Jackson remembered as family, church matriarch

Pallbearers exit Emanuel AME Church carrying the casket of Cynthia Hurd as mourners for Susie Jackson and Tywanza Sanders file inside the church for their funerals in the lightning and heavy rain.

The silver casket, with its enormous bouquet of pink and lavender flowers, rolled into place first. Pallbearers opened the top section and arranged the linens inside to permit family members to view Susie Jackson one last time before she was laid to rest forever.

The dark brown casket of Tywanza Sanders was positioned next to that of his beloved aunt.

Through the warm, humid sanctuary of Emanuel AME Church family members processed, pausing at the foot of the altar to bid farewell then take their seats. The Rev. Norvel Goff, interim pastor of Mother Emanuel and presiding elder of the AME Church’s Edisto District, read from the Psalms.

“You prepare a table before me in the presence of my enemies. You anoint my head with oil; my cup overflows. Surely your goodness and love will follow me all the days of my life, and I will dwell in the house of the Lord forever.”

The Rev. Stephen Singleton offered an opening prayer for these two victims of a mass shooting at the church on June 17, and for their grieving families.

“Though they might have nightmares, give them sweet dreams.”

Jackson was remembered as a gentle, loving figurehead.

“She was a mother to so, so many, this matriarch of the Jackson family,” church member Carlotta Dennis remarked.

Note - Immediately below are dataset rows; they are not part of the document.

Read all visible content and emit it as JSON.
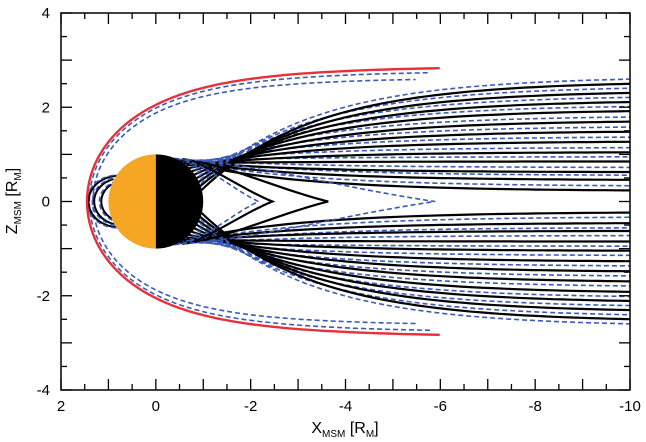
{
  "chart_data": {
    "type": "line",
    "xlabel": {
      "main": "X",
      "sub": "MSM",
      "unit_open": " [R",
      "unit_sub": "M",
      "unit_close": "]"
    },
    "ylabel": {
      "main": "Z",
      "sub": "MSM",
      "unit_open": " [R",
      "unit_sub": "M",
      "unit_close": "]"
    },
    "xlim": [
      2,
      -10
    ],
    "ylim": [
      -4,
      4
    ],
    "x_ticks": [
      "2",
      "0",
      "-2",
      "-4",
      "-6",
      "-8",
      "-10"
    ],
    "y_ticks": [
      "4",
      "2",
      "0",
      "-2",
      "-4"
    ],
    "x_tick_values": [
      2,
      0,
      -2,
      -4,
      -6,
      -8,
      -10
    ],
    "y_tick_values": [
      4,
      2,
      0,
      -2,
      -4
    ],
    "planet": {
      "radius": 1.0,
      "dayside_color": "#f5a623",
      "nightside_color": "#000000"
    },
    "magnetopause": {
      "standoff": 1.45,
      "flaring": 0.5,
      "tail_half_width": 2.95,
      "color": "#e8303a"
    },
    "closed_loop_tips": [
      -2.5,
      -3.7
    ],
    "model_loop_tip": -6.0,
    "colors": {
      "solid_field_lines": "#000000",
      "dashed_field_lines": "#3a5bb5",
      "axes": "#000000"
    }
  }
}
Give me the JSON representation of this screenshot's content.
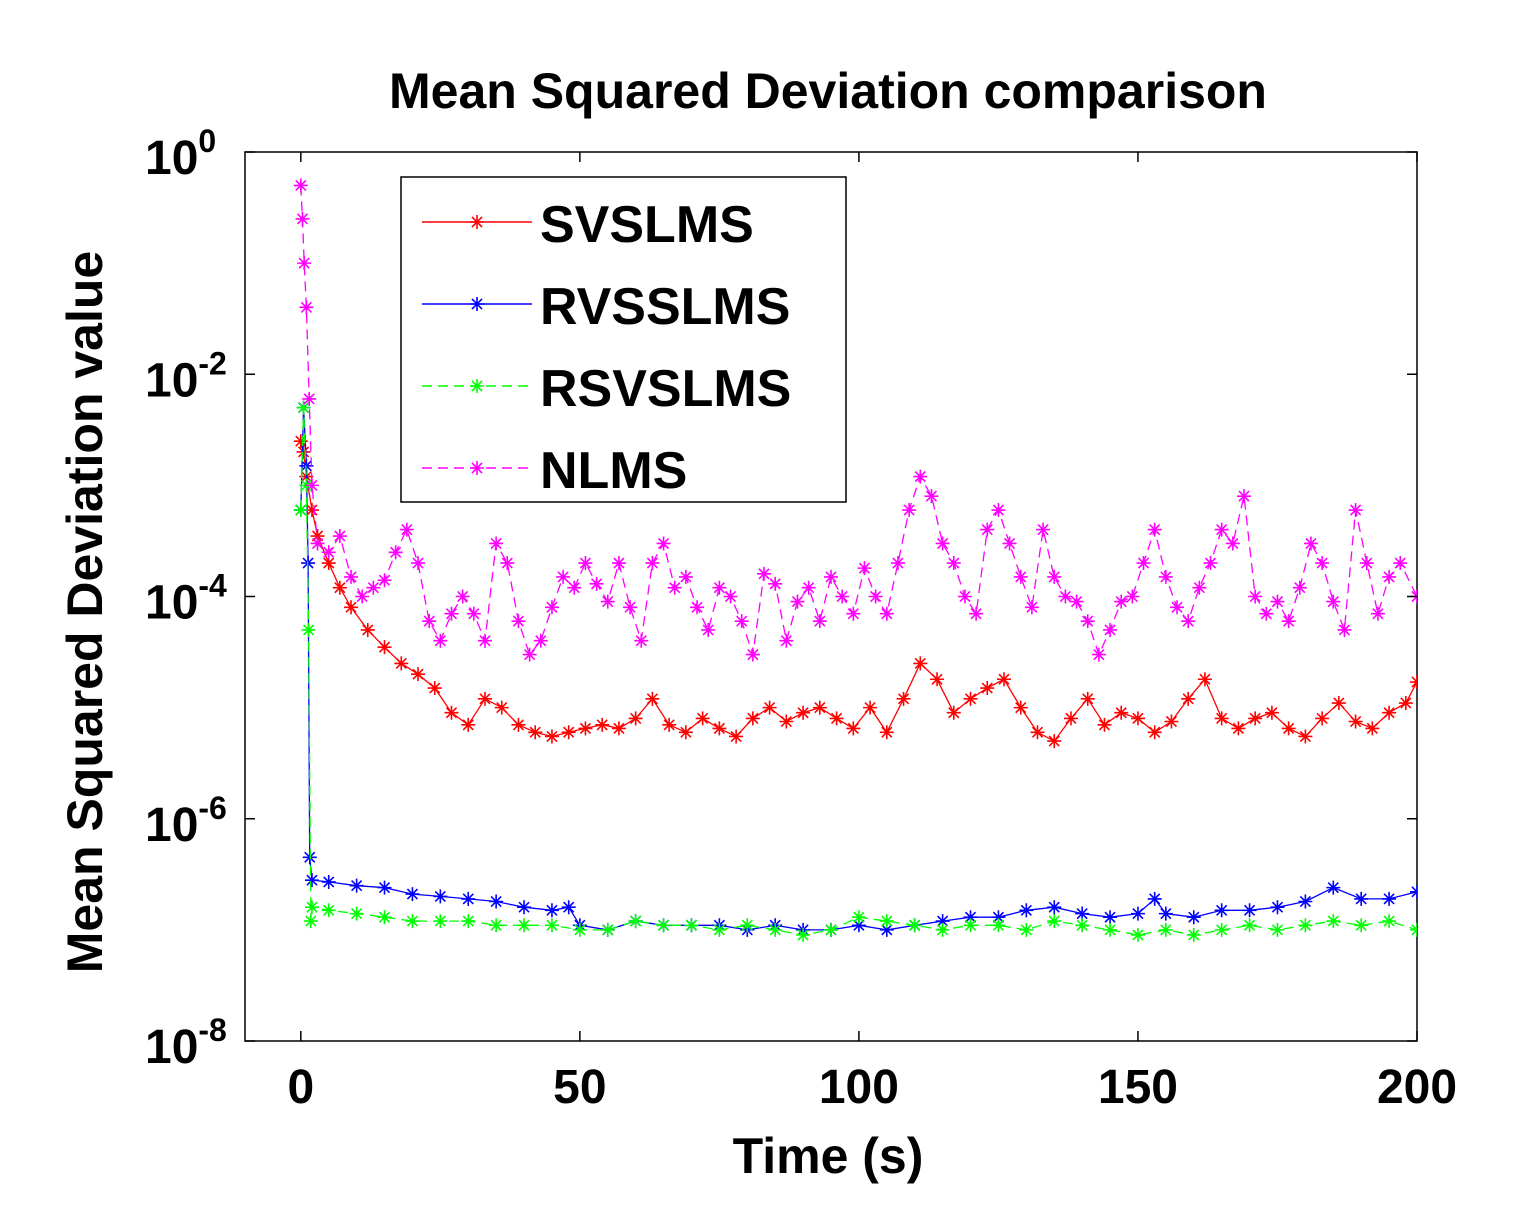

Jackson, who was 87 when she died, sang in the choir, was a member of the Woman’s Missionary Society, attended Bible study regularly, was a trustee of the church and volunteered in myriad ways over her many years of constant faith and fidelity, Dennis said. She gave generously, to her church, to her family, even to strangers.

Jackson was deeply rooted in Charleston. She lived in an old single house within walking distance of her church. She attended Buist Elementary School and Burke High School and worked as a beautician and home health care provider. She was always thinking of others, her family said.

Her grandson Walter Jackson Jr. spoke of God’s call and his grandmother’s readiness to heed it.

“For all those who knew Susie Jackson, ‘no’ wasn’t really in her vocabulary,” he said. “I have a feeling God called on her: ‘I’ve got a mission for you Susie Jackson!” That mission surely left behind mourning friends and family, including eight grandchildren, but it was for a purpose “bigger than life,” Walter Jackson said. It was to call her higher and to inspire a nation.

Mourners, dampened by a burst of heavy rain, entered the church and waited nearly an hour for the service to begin. Many who could not secure a seat in the pews of Mother Emanuel were directed to Second Presbyterian Church, which was equipped for an overflow crowd.

The service included unprogrammed remarks by Mayor Joe Riley and Gov. Nikki Haley, as well as a prayer by the Rev. Jesse Jackson. It drew to a close with the climactic singing of a gospel song, “I Can’t Give Up Now,” by Minister Jarell Smalls, who brought the church to its feet.

The song was followed by yet another inspirational sermon by Goff, who has presided over all of the funerals.

“I’ve just got a quick news-breaking announcement,” he said at one point. “Every demon in Hell is mad right now!” Mad because a full church was celebrating the lives of exemplary Christians. “My heart is still broken but I feel that mending is taking place.”

People, he said, have come together.